Il est difficile d'être bourgeois, mais cela semble être la raison d'être de ce style de vie. Cependant, cet effort doit apparaitre sans effort et naturel. « Naturel » dans ce contexte est signalé par l'absence d'un discours technique sur les diverses dimensions de cette culture. Les personnes qui proclament savoir trop de détails techniques, ou, pire, la source de leur savoir (qu'il s'agit de cours qu'elles ont suivi, d'un apprentissage, de livres et de revues qu'elles ont lus) mettent payé à toute possibilité qu'elles l'aient acquis par la transmission en famille. Les bourgeois, donc, apparaissent incapables d'articuler leurs connaissances, comme s'ils étaient victimes d'une logique sémiotique : on est censé apprendre ces choses en famille, en intimité, et le savoir doit rester signe de cette généalogie intime. Invariablement, ils se déclarent incapables de dire pourquoi un meuble est une reproduction, comment un vin est-il adultéré ou un tissu soit-il synthétique, quels détails trahissent une personne mal habillée. Cependant, ils restent confiants de leur capacité d'intuitivement démasquer des fraudes, puisque ce savoir acquis transformé en talent inné est preuve qu'ils ont somatisé leurs connaissances. Cette naturalisation du savoir – on aime le vin simple, les meubles hérités, les beaux vêtements classiques – crée une attitude obtuse, où le privilège est ressenti comme un droit seigneurial et comme une condition somatiséexxvii. Perbene est censé être hérité (évidemment, il ne l'est pas), naturel, génétique, simple, honnête, et surtout gracieux. Ironiquement, sa complexité et ses règles rigides créent un champ rituel qui dépasse les besoins de la culture bourgeoise et devient un composant de la culture de la patrie post-Unification. À fur et à mesure que l'État cherche à dominer la dimension intime en se transformant en père symbolique de la famille nationale, plus les personnes de toutes les classes sociales sont-elles prêtes à investir dans la communauté de valeurs « traditionnelles », la patrie.

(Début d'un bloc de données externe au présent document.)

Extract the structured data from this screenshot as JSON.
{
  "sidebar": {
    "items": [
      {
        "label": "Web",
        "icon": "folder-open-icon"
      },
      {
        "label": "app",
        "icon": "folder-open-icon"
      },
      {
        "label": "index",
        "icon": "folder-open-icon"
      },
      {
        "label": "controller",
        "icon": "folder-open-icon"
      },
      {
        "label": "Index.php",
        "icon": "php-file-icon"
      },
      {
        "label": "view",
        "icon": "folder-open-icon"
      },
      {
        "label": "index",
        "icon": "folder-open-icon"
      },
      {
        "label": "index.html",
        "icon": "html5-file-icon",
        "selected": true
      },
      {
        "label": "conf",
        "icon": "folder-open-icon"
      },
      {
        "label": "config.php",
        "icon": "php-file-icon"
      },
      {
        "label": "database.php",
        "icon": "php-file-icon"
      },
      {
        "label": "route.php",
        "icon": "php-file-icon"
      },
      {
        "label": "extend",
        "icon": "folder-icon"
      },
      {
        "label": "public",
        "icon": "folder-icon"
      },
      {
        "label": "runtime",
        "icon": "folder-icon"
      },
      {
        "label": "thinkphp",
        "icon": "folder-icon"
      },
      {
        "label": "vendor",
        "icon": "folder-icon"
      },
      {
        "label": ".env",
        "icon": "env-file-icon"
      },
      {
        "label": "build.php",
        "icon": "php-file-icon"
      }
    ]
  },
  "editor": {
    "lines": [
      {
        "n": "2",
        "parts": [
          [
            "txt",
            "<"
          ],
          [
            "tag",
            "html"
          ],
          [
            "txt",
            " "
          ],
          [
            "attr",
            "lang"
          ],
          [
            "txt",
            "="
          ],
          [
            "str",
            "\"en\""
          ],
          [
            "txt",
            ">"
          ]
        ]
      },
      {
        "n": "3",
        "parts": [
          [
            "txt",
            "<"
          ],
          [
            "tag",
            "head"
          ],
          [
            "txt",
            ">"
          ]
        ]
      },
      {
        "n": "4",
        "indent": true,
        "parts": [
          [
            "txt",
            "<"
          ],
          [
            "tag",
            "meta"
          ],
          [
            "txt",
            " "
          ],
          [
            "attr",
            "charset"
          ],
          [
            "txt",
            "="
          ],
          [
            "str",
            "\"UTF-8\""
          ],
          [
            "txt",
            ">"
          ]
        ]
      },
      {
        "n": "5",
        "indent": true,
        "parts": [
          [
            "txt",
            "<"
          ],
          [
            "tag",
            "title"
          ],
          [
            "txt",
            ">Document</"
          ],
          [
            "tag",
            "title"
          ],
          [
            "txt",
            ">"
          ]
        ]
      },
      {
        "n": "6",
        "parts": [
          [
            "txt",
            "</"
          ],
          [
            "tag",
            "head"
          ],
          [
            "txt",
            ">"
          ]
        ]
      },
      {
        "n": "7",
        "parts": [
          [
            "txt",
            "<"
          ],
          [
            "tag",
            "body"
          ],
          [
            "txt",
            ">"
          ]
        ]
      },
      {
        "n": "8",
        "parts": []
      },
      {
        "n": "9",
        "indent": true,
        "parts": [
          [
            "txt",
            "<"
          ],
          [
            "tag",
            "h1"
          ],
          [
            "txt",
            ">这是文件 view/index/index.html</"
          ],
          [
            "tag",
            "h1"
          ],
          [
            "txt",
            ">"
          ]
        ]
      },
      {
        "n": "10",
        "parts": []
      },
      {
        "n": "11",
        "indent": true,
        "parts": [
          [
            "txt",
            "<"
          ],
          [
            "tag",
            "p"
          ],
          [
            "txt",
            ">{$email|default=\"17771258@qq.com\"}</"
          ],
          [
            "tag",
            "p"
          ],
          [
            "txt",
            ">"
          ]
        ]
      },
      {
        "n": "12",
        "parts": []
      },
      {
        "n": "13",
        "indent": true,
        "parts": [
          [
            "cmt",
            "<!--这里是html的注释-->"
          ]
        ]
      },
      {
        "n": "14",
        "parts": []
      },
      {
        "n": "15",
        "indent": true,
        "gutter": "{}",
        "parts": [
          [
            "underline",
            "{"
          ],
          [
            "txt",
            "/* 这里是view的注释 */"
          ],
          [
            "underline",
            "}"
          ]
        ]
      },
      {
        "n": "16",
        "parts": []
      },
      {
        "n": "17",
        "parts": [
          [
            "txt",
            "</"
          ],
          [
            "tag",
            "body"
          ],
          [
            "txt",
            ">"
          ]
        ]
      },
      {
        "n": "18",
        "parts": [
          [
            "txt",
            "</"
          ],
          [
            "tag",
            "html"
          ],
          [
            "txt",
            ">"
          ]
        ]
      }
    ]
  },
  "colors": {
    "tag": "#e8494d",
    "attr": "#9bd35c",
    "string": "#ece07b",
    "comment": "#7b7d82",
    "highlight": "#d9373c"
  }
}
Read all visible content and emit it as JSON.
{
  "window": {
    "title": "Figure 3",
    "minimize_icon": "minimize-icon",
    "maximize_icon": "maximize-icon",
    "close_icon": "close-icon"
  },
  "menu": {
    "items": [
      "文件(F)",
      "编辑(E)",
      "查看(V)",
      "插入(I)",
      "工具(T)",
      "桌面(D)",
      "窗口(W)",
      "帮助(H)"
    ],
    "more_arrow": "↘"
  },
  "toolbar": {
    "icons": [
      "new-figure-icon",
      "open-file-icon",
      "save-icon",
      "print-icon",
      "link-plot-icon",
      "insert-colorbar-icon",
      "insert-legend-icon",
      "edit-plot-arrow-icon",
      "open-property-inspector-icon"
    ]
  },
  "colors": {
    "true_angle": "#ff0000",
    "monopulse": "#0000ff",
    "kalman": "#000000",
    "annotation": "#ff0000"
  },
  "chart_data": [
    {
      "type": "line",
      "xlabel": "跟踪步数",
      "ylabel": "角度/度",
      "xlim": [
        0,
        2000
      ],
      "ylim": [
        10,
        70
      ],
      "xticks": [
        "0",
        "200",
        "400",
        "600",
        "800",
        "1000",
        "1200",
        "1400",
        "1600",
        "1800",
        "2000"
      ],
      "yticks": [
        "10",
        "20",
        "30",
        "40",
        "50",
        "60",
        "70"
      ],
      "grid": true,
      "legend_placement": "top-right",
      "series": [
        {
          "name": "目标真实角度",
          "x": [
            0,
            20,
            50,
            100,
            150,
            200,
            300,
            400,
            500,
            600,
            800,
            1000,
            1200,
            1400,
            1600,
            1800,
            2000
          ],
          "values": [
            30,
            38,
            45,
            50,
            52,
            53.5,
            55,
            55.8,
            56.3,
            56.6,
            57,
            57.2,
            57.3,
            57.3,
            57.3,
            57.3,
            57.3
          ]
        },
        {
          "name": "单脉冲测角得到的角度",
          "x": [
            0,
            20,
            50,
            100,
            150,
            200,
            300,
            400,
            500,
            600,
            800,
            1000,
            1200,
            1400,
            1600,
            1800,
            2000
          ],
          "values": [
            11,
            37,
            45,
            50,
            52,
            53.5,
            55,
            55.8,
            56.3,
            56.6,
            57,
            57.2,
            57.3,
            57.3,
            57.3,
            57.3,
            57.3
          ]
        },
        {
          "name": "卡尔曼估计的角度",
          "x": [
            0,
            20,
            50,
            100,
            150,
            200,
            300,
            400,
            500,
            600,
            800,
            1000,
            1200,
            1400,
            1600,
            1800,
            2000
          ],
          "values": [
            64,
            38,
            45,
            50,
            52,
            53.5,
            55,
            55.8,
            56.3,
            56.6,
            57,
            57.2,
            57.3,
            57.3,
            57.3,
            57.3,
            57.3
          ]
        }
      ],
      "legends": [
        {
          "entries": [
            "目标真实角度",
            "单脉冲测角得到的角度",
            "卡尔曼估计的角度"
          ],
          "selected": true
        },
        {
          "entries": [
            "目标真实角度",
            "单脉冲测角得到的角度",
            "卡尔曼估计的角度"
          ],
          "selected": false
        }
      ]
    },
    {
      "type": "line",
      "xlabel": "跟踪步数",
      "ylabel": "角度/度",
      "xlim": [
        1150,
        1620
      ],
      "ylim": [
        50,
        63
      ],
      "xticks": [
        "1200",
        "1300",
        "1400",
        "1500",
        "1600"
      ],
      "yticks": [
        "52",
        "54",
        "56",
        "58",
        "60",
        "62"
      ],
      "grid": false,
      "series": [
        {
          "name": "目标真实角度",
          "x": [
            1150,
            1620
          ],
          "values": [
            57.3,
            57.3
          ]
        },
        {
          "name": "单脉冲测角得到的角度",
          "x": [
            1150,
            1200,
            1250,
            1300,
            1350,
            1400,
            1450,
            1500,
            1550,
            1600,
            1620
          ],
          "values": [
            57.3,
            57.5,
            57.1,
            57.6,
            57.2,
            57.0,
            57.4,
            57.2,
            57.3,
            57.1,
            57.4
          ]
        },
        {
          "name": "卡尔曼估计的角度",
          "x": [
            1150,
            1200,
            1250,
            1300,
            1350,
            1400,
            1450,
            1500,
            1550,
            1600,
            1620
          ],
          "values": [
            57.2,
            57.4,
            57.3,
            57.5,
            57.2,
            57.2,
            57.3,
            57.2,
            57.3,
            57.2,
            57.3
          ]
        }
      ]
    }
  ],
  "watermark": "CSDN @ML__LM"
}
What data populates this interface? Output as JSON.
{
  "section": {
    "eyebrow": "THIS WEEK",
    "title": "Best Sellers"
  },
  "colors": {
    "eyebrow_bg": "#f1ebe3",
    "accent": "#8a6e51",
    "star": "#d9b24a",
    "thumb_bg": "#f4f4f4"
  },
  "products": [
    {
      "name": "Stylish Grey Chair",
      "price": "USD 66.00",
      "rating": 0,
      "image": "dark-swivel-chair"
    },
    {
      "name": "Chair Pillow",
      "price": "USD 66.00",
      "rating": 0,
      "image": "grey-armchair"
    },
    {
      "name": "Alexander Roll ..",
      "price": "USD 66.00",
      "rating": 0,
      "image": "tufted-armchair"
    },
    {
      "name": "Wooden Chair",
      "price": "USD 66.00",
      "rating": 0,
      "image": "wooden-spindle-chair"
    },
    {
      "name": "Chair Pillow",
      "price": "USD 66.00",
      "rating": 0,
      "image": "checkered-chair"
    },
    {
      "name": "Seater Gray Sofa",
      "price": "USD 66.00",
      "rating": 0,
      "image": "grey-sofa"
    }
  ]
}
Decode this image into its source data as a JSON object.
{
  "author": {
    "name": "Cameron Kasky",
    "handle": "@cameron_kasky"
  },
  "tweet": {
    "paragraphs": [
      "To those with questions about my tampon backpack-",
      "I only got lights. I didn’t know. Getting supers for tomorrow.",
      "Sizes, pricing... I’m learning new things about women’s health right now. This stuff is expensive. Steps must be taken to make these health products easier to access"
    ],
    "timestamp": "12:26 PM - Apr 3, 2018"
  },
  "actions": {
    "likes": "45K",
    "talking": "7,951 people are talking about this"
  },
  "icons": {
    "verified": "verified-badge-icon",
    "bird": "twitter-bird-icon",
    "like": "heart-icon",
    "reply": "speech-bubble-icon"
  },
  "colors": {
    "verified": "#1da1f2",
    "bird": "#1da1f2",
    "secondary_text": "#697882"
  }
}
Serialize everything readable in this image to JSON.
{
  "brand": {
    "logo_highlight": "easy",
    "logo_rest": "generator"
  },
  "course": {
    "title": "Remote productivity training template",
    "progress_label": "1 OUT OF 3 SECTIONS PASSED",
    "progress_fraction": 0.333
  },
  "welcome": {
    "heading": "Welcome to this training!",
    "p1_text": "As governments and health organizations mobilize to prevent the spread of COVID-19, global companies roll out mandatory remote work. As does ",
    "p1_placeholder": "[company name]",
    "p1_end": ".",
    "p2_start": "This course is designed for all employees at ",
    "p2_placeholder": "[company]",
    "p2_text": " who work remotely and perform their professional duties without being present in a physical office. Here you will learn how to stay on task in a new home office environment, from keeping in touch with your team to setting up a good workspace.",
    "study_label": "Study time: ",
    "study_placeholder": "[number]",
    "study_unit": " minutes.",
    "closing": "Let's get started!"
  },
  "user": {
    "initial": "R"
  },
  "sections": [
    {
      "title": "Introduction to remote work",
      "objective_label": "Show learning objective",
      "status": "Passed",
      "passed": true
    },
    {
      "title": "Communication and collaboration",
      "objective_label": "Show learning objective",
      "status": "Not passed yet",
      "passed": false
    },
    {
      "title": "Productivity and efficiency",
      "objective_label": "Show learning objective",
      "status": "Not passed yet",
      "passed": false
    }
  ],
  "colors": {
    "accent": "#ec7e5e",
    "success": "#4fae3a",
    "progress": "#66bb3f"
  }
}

Les bourgeois « patriotes »

Dans les discours populaires d'aujourd'hui, il est difficile de s'échapper de la rectitude politique. Les stéréotypes sont souvent dénoncés comme faux ou racistes. Pourtant, en Italie, des figures rhétoriques telles que la famille, le design italien, l'alimentation, la paresse méridionale et l'esprit d'entreprise septentrionale ne sont pas si facilement ignorées. Elles sont souvent invoquées pour construire une nation parallèle, la patrie. La patrie et l'État-nation revendiquent plus ou moins les mêmes attitudes et mœurs, et cette guerre sémiotique transforme les valeurs qui animent ces stéréotypes en mines potentiellement dévastatrices. Ce n'est pas un simple jeu de coller une étiquette sur l'un ou l'autre trait – ceci est de la patrie, l'autre appartient symboliquement à la nation. Il faut savoir naviguer ce champ miné, et il faut savoir gérer ses symboles, parce que, pour chaque valeur positive existe un homologue négatif. Le débat incessant qui émerge de ce chevauchement en fait nourrit et renforce les deux points de repère, l'État-nation et la patrie-communauté de valeurs : la famille est la base de la vie sociale (mais elle est le foyer du mammismo, la mère suffocante, et de l'égocentrisme qui inévitablement émerge comme réponse à sa tyrannie)xxviii; le travail consacré par la Constitution de 1948 comme base du social, et son inverse, la furbizia, la ruse, qui pousse les personnes à tricher, à voler, à déjouer l'État et en fait tout ce qui est du domaine public le plus possible; Italiani brava gente, les Italiens sociables et « bonnes personnes », et l'Italia paese di ladri (Italie pays de voleurs)xxix; les Italiens comme des génies de l'entreprise, et le qualunquismo, qui-s'en-foutisme des Italiens-troupeau; arrangiarsi, s'arranger en n'importe quelle situation, et essere disgraziato, l'impuissance face au pouvoir institutionnel; enfin, la bouffe comme « colle » de la socialité, opposé par le nouveau phénomène du fast-food, signe de l'individualisme. Il y a d'innombrables mythes autour du vin et des aliments, car ces deux substances non seulement sont incorporés (et sont donc des métaphores puissantes du corps du Soi attaché à la patrie, et non du corps social attaché à l'État), mais ils sont essentiellement locaux. Ils sont donc de signes parfaits de la résistance locale et individuelle à l'État centralisateur.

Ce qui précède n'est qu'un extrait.